7 Key Moments from Alexander Vindman’s Public Impeachment Testimony

As part of the ongoing impeachment effort against President Donald Trump, the House Intelligence Committee heard public testimony from Lt. Col. Alexander Vindman, a National Security Council staffer and one of the Democrats’ star witnesses.

Here are some of the key moments from Vindman’s Tuesday public testimony:

At one point, Democratic counsel Daniel Goldman — whose background as an anti-Trump NBC pundit is detailed here — appeared to imply that it’s the president’s job to follow the foreign policy lead given to him by the unelected people working under him. He asked about talking points Vindman prepared for the July 25 phone call between President Trump and Ukrainian President Volodymyr Zelensky. Vindman clarified, “The president can choose to use the talking points or not.
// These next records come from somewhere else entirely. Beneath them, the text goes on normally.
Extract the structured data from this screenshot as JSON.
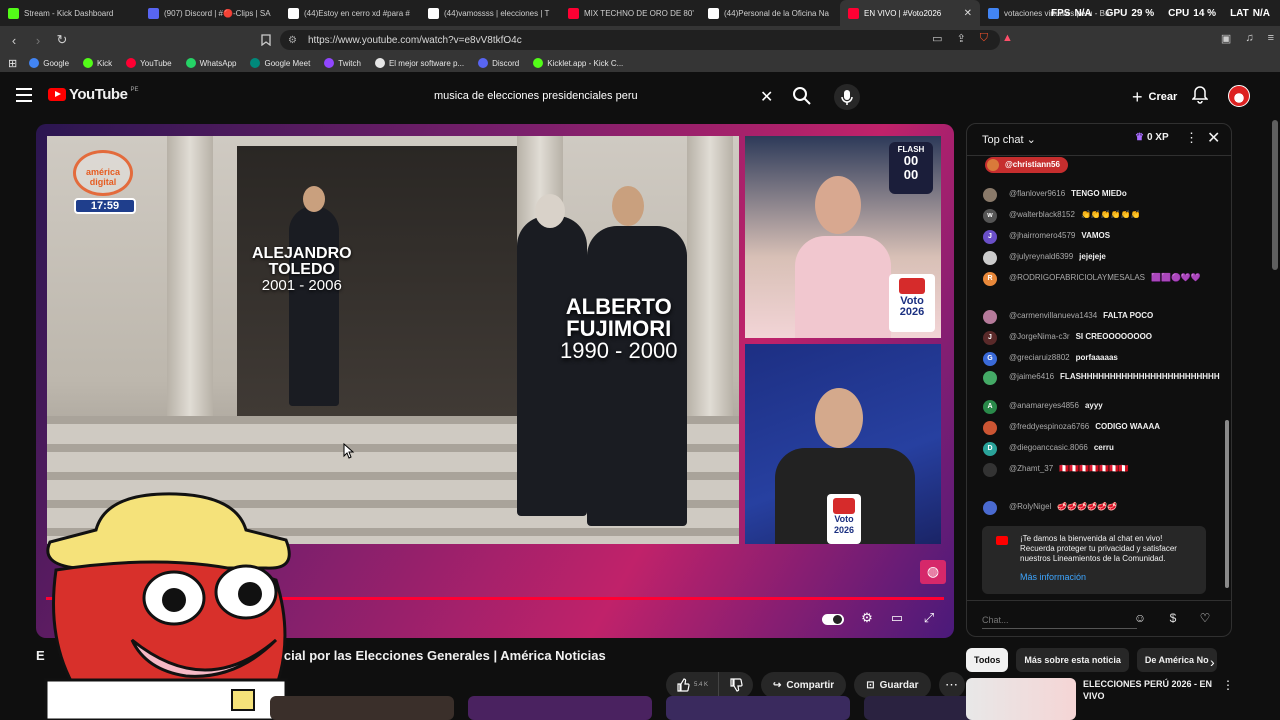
{
  "browser": {
    "tabs": [
      {
        "title": "Stream - Kick Dashboard",
        "icon": "kick-icon",
        "color": "#53fc18"
      },
      {
        "title": "(907) Discord | #🔴-Clips | SA",
        "icon": "discord-icon",
        "color": "#5865f2"
      },
      {
        "title": "(44)Estoy en cerro xd #para #",
        "icon": "tiktok-icon",
        "color": "#ffffff"
      },
      {
        "title": "(44)vamossss | elecciones | T",
        "icon": "tiktok-icon",
        "color": "#ffffff"
      },
      {
        "title": "MIX TECHNO DE ORO DE 80'",
        "icon": "youtube-icon",
        "color": "#ff0033"
      },
      {
        "title": "(44)Personal de la Oficina Na",
        "icon": "tiktok-icon",
        "color": "#ffffff"
      },
      {
        "title": "EN VIVO | #Voto2026",
        "icon": "youtube-icon",
        "color": "#ff0033",
        "active": true
      },
      {
        "title": "votaciones virtuales peru - Bu",
        "icon": "google-icon",
        "color": "#4285f4"
      }
    ],
    "perf": {
      "fps_label": "FPS",
      "fps_value": "N/A",
      "gpu_label": "GPU",
      "gpu_value": "29 %",
      "cpu_label": "CPU",
      "cpu_value": "14 %",
      "lat_label": "LAT",
      "lat_value": "N/A"
    },
    "url": "https://www.youtube.com/watch?v=e8vV8tkfO4c",
    "bookmarks": [
      {
        "label": "Google",
        "color": "#4285f4"
      },
      {
        "label": "Kick",
        "color": "#53fc18"
      },
      {
        "label": "YouTube",
        "color": "#ff0033"
      },
      {
        "label": "WhatsApp",
        "color": "#25d366"
      },
      {
        "label": "Google Meet",
        "color": "#00897b"
      },
      {
        "label": "Twitch",
        "color": "#9146ff"
      },
      {
        "label": "El mejor software p...",
        "color": "#e6e6e6"
      },
      {
        "label": "Discord",
        "color": "#5865f2"
      },
      {
        "label": "Kicklet.app - Kick C...",
        "color": "#53fc18"
      }
    ]
  },
  "youtube": {
    "logo_text": "YouTube",
    "country": "PE",
    "search_value": "musica de elecciones presidenciales peru",
    "create_label": "Crear"
  },
  "video": {
    "toledo_name_1": "ALEJANDRO",
    "toledo_name_2": "TOLEDO",
    "toledo_years": "2001 - 2006",
    "fuji_name_1": "ALBERTO",
    "fuji_name_2": "FUJIMORI",
    "fuji_years": "1990 - 2000",
    "channel_logo_1": "américa",
    "channel_logo_2": "digital",
    "clock": "17:59",
    "flash_label": "FLASH",
    "flash_top": "00",
    "flash_bottom": "00",
    "voto_label": "Voto",
    "voto_year": "2026",
    "progress": 1.0,
    "title_start": "E",
    "title_end": "cial por las Elecciones Generales | América Noticias"
  },
  "actions": {
    "like_count": "5.4 K",
    "share_label": "Compartir",
    "save_label": "Guardar"
  },
  "chat": {
    "header": "Top chat",
    "xp": "0 XP",
    "pinned_user": "@christiann56",
    "messages": [
      {
        "author": "@flanlover9616",
        "text": "TENGO MIEDo",
        "initial": "",
        "color": "#8a7a6a"
      },
      {
        "author": "@walterblack8152",
        "text": "👏👏👏👏👏👏",
        "initial": "w",
        "color": "#555555"
      },
      {
        "author": "@jhairromero4579",
        "text": "VAMOS",
        "initial": "J",
        "color": "#6a4fc8"
      },
      {
        "author": "@julyreynald6399",
        "text": "jejejeje",
        "initial": "",
        "color": "#cccccc"
      },
      {
        "author": "@RODRIGOFABRICIOLAYMESALAS",
        "text": "🟪🟪🟣💜💜",
        "initial": "R",
        "color": "#e8883a"
      },
      {
        "author": "@carmenvillanueva1434",
        "text": "FALTA POCO",
        "initial": "",
        "color": "#b57a9a"
      },
      {
        "author": "@JorgeNima-c3r",
        "text": "SI CREOOOOOOOO",
        "initial": "J",
        "color": "#5a2a2a"
      },
      {
        "author": "@greciaruiz8802",
        "text": "porfaaaaas",
        "initial": "G",
        "color": "#3a6ad8"
      },
      {
        "author": "@jaime6416",
        "text": "FLASHHHHHHHHHHHHHHHHHHHHHHHH",
        "initial": "",
        "color": "#44aa66"
      },
      {
        "author": "@anamareyes4856",
        "text": "ayyy",
        "initial": "A",
        "color": "#2a8a4a"
      },
      {
        "author": "@freddyespinoza6766",
        "text": "CODIGO WAAAA",
        "initial": "",
        "color": "#cc5533"
      },
      {
        "author": "@diegoanccasic.8066",
        "text": "cerru",
        "initial": "D",
        "color": "#2aa39a"
      },
      {
        "author": "@Zhamt_37",
        "text": "🇵🇪🇵🇪🇵🇪🇵🇪🇵🇪🇵🇪🇵🇪",
        "initial": "",
        "color": "#333333"
      },
      {
        "author": "@RolyNigel",
        "text": "🥩🥩🥩🥩🥩🥩",
        "initial": "",
        "color": "#4a6ad0"
      }
    ],
    "welcome_text": "¡Te damos la bienvenida al chat en vivo! Recuerda proteger tu privacidad y satisfacer nuestros Lineamientos de la Comunidad.",
    "welcome_link": "Más información",
    "input_placeholder": "Chat..."
  },
  "chips": [
    "Todos",
    "Más sobre esta noticia",
    "De América No"
  ],
  "recommendation": {
    "title": "ELECCIONES PERÚ 2026 - EN VIVO"
  }
}
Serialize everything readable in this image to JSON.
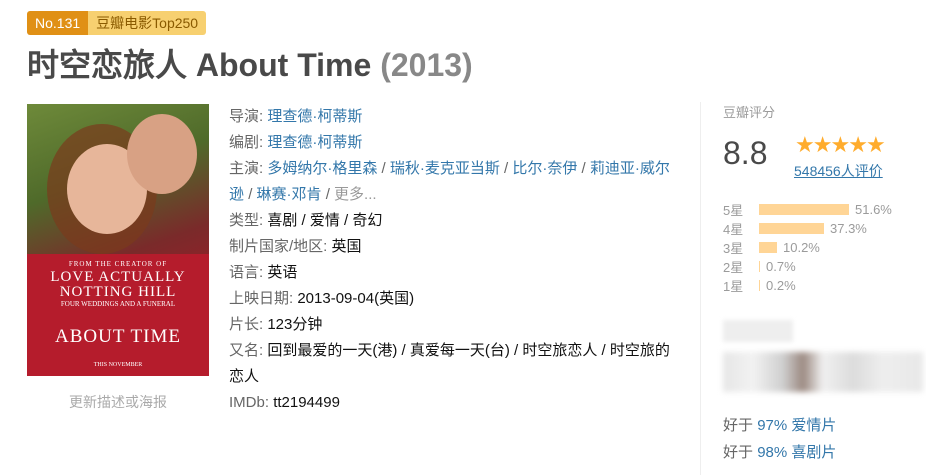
{
  "badge": {
    "number": "No.131",
    "list": "豆瓣电影Top250"
  },
  "title": {
    "name": "时空恋旅人 About Time",
    "year": "(2013)"
  },
  "poster": {
    "line1": "FROM THE CREATOR OF",
    "line2a": "LOVE ACTUALLY",
    "line2b": "NOTTING HILL",
    "line3": "FOUR WEDDINGS AND A FUNERAL",
    "line4": "ABOUT TIME",
    "line5": "THIS NOVEMBER",
    "update_link": "更新描述或海报"
  },
  "info": {
    "director_label": "导演:",
    "director": "理查德·柯蒂斯",
    "writer_label": "编剧:",
    "writer": "理查德·柯蒂斯",
    "cast_label": "主演:",
    "cast": [
      "多姆纳尔·格里森",
      "瑞秋·麦克亚当斯",
      "比尔·奈伊",
      "莉迪亚·威尔逊",
      "琳赛·邓肯"
    ],
    "cast_more": "更多...",
    "genre_label": "类型:",
    "genre": "喜剧 / 爱情 / 奇幻",
    "country_label": "制片国家/地区:",
    "country": "英国",
    "language_label": "语言:",
    "language": "英语",
    "release_label": "上映日期:",
    "release": "2013-09-04(英国)",
    "runtime_label": "片长:",
    "runtime": "123分钟",
    "aka_label": "又名:",
    "aka": "回到最爱的一天(港) / 真爱每一天(台) / 时空旅恋人 / 时空旅的恋人",
    "imdb_label": "IMDb:",
    "imdb": "tt2194499"
  },
  "rating": {
    "label": "豆瓣评分",
    "score": "8.8",
    "count": "548456人评价",
    "stars_value": 4.5,
    "star_color": "#ffac2d",
    "bar_color": "#ffd596",
    "distribution": [
      {
        "label": "5星",
        "value": "51.6%",
        "pct": 51.6
      },
      {
        "label": "4星",
        "value": "37.3%",
        "pct": 37.3
      },
      {
        "label": "3星",
        "value": "10.2%",
        "pct": 10.2
      },
      {
        "label": "2星",
        "value": "0.7%",
        "pct": 0.7
      },
      {
        "label": "1星",
        "value": "0.2%",
        "pct": 0.2
      }
    ]
  },
  "better_than": [
    {
      "prefix": "好于",
      "pct": "97%",
      "genre": "爱情片"
    },
    {
      "prefix": "好于",
      "pct": "98%",
      "genre": "喜剧片"
    }
  ]
}
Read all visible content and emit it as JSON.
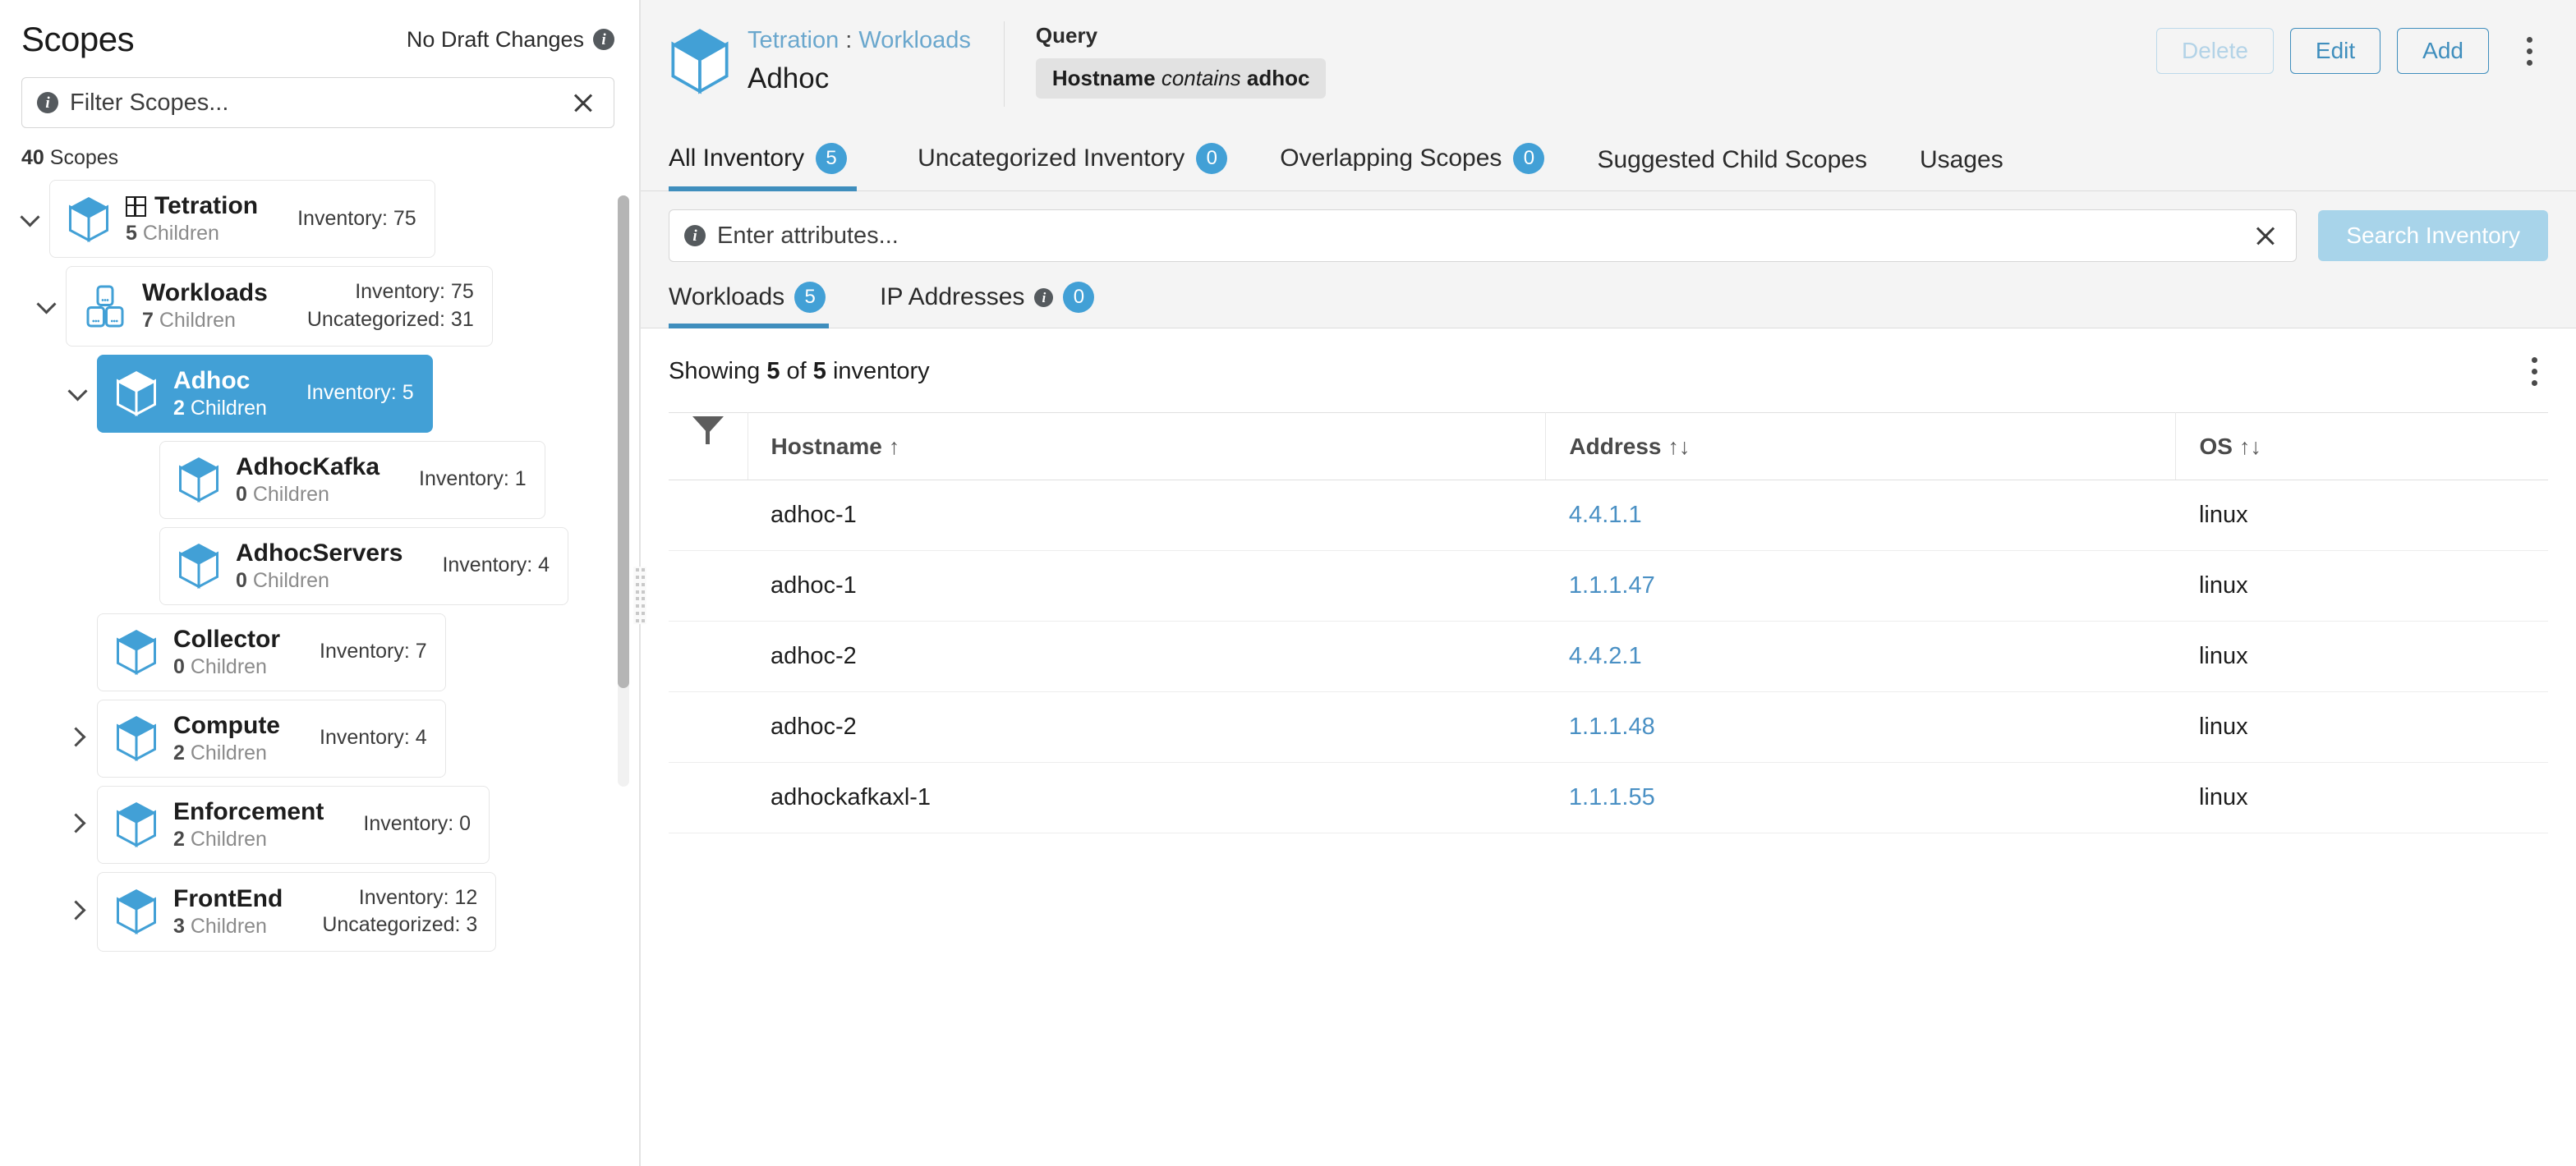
{
  "sidebar": {
    "title": "Scopes",
    "draft_status": "No Draft Changes",
    "filter_placeholder": "Filter Scopes...",
    "count_number": "40",
    "count_label": "Scopes",
    "tree": [
      {
        "name": "Tetration",
        "children": "5",
        "children_label": "Children",
        "inventory": "Inventory: 75",
        "uncategorized": "",
        "depth": 0,
        "caret": "down",
        "selected": false,
        "grid": true
      },
      {
        "name": "Workloads",
        "children": "7",
        "children_label": "Children",
        "inventory": "Inventory: 75",
        "uncategorized": "Uncategorized: 31",
        "depth": 1,
        "caret": "down",
        "selected": false,
        "grid": false
      },
      {
        "name": "Adhoc",
        "children": "2",
        "children_label": "Children",
        "inventory": "Inventory: 5",
        "uncategorized": "",
        "depth": 2,
        "caret": "down",
        "selected": true,
        "grid": false
      },
      {
        "name": "AdhocKafka",
        "children": "0",
        "children_label": "Children",
        "inventory": "Inventory: 1",
        "uncategorized": "",
        "depth": 3,
        "caret": "none",
        "selected": false,
        "grid": false
      },
      {
        "name": "AdhocServers",
        "children": "0",
        "children_label": "Children",
        "inventory": "Inventory: 4",
        "uncategorized": "",
        "depth": 3,
        "caret": "none",
        "selected": false,
        "grid": false
      },
      {
        "name": "Collector",
        "children": "0",
        "children_label": "Children",
        "inventory": "Inventory: 7",
        "uncategorized": "",
        "depth": 2,
        "caret": "none",
        "selected": false,
        "grid": false
      },
      {
        "name": "Compute",
        "children": "2",
        "children_label": "Children",
        "inventory": "Inventory: 4",
        "uncategorized": "",
        "depth": 2,
        "caret": "right",
        "selected": false,
        "grid": false
      },
      {
        "name": "Enforcement",
        "children": "2",
        "children_label": "Children",
        "inventory": "Inventory: 0",
        "uncategorized": "",
        "depth": 2,
        "caret": "right",
        "selected": false,
        "grid": false
      },
      {
        "name": "FrontEnd",
        "children": "3",
        "children_label": "Children",
        "inventory": "Inventory: 12",
        "uncategorized": "Uncategorized: 3",
        "depth": 2,
        "caret": "right",
        "selected": false,
        "grid": false
      }
    ]
  },
  "header": {
    "breadcrumb_root": "Tetration",
    "breadcrumb_sep": ":",
    "breadcrumb_parent": "Workloads",
    "scope_name": "Adhoc",
    "query_label": "Query",
    "query_field": "Hostname",
    "query_op": "contains",
    "query_value": "adhoc",
    "buttons": {
      "delete": "Delete",
      "edit": "Edit",
      "add": "Add"
    }
  },
  "tabs": [
    {
      "label": "All Inventory",
      "badge": "5",
      "active": true,
      "info": false
    },
    {
      "label": "Uncategorized Inventory",
      "badge": "0",
      "active": false,
      "info": false
    },
    {
      "label": "Overlapping Scopes",
      "badge": "0",
      "active": false,
      "info": false
    },
    {
      "label": "Suggested Child Scopes",
      "badge": "",
      "active": false,
      "info": false
    },
    {
      "label": "Usages",
      "badge": "",
      "active": false,
      "info": false
    }
  ],
  "search": {
    "placeholder": "Enter attributes...",
    "button_label": "Search Inventory"
  },
  "subtabs": [
    {
      "label": "Workloads",
      "badge": "5",
      "active": true,
      "info": false
    },
    {
      "label": "IP Addresses",
      "badge": "0",
      "active": false,
      "info": true
    }
  ],
  "results": {
    "showing_prefix": "Showing",
    "showing_count": "5",
    "showing_mid": "of",
    "showing_total": "5",
    "showing_suffix": "inventory"
  },
  "table": {
    "columns": [
      {
        "label": "Hostname",
        "sort": "↑"
      },
      {
        "label": "Address",
        "sort": "↑↓"
      },
      {
        "label": "OS",
        "sort": "↑↓"
      }
    ],
    "rows": [
      {
        "hostname": "adhoc-1",
        "address": "4.4.1.1",
        "os": "linux"
      },
      {
        "hostname": "adhoc-1",
        "address": "1.1.1.47",
        "os": "linux"
      },
      {
        "hostname": "adhoc-2",
        "address": "4.4.2.1",
        "os": "linux"
      },
      {
        "hostname": "adhoc-2",
        "address": "1.1.1.48",
        "os": "linux"
      },
      {
        "hostname": "adhockafkaxl-1",
        "address": "1.1.1.55",
        "os": "linux"
      }
    ]
  },
  "colors": {
    "accent": "#42a0d6",
    "link": "#4a90c4",
    "button_border": "#3f8ebd",
    "disabled": "#a8d4ea"
  }
}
He’s the president.”

Despite the fact that his job is to handle Ukraine policy, Vindman appeared really uninformed when it came to the relationship between one of the country’s energy companies and the son of former Vice President Joe Biden, Hunter. He also said that the younger Biden “didn’t seem to be” qualified to sit on the company’s board, but “I don’t know his qualifications.”

Vindman — who testified that the publicly released call transcript was “accurate” — said that he heard the word “Burisma” mentioned on the call. He explained that, even though it wasn’t on the transcript, that the word’s absence was “not a significant omission” since it was mentioned as “the company” anyway. This admission serves to bolster the anti-impeachment position that the American people have had access to an accurate, public transcript of the July 25 phone call that they can read for themselves, regardless of what opinions some in the foreign policy world might hold.

The White House is sticking to its guns on the position that the claims here are more about policy disagreements than anything legitimately impeachable. “The President is in charge of setting the foreign policy of the United States, not unelected bureaucrats,” the White House said in a Tuesday statement. “The president has every right to conduct American foreign policy in whatever way he sees fit and is not in any way obligated to follow bureaucratic talking points written by staff.”

House Intelligence Committee Chairman Adam Schiff, D-Calif., really doesn’t want Republicans to find out whom Vindman told about the July 25 phone call outside the White House. During questions from both Rep. Jim Jordan, R-Ohio, and committee ranking member Devin Nunes, R-Calif., about whom Vindman told about the phone call, Adam Schiff felt the need to remind lawmakers not to try to out the identity of the federal employee whose whistleblower complaint started the current impeachment effort, giving the strong impression that Vindman was indeed a source of information contained in the complaint, despite his claim that he doesn’t know who the individual is.

There’s been a great deal of discussion about why Vindman didn’t raise his concerns about the July 25 phone call with his supervisor, Tim Morrison. When asked why he didn’t go to Morrison on the matter, he said that he was instructed by National Security Council legal adviser John Eisenberg not to discuss the matter with anyone else after he had already talked to other people about it and tried, unsuccessfully, to talk to Morrison.

At one point, Vindman corrected Ranking Member Nunes for calling him “Mr. Vindman,” insisting that “it’s Lieutenant Colonel Vindman, please.” He later explained to another member of the committee, “I’m in uniform wearing my military rank; I just thought it was appropriate to stick with that” and cited “attacks” in the press and social media that “marginalized me as a military officer.”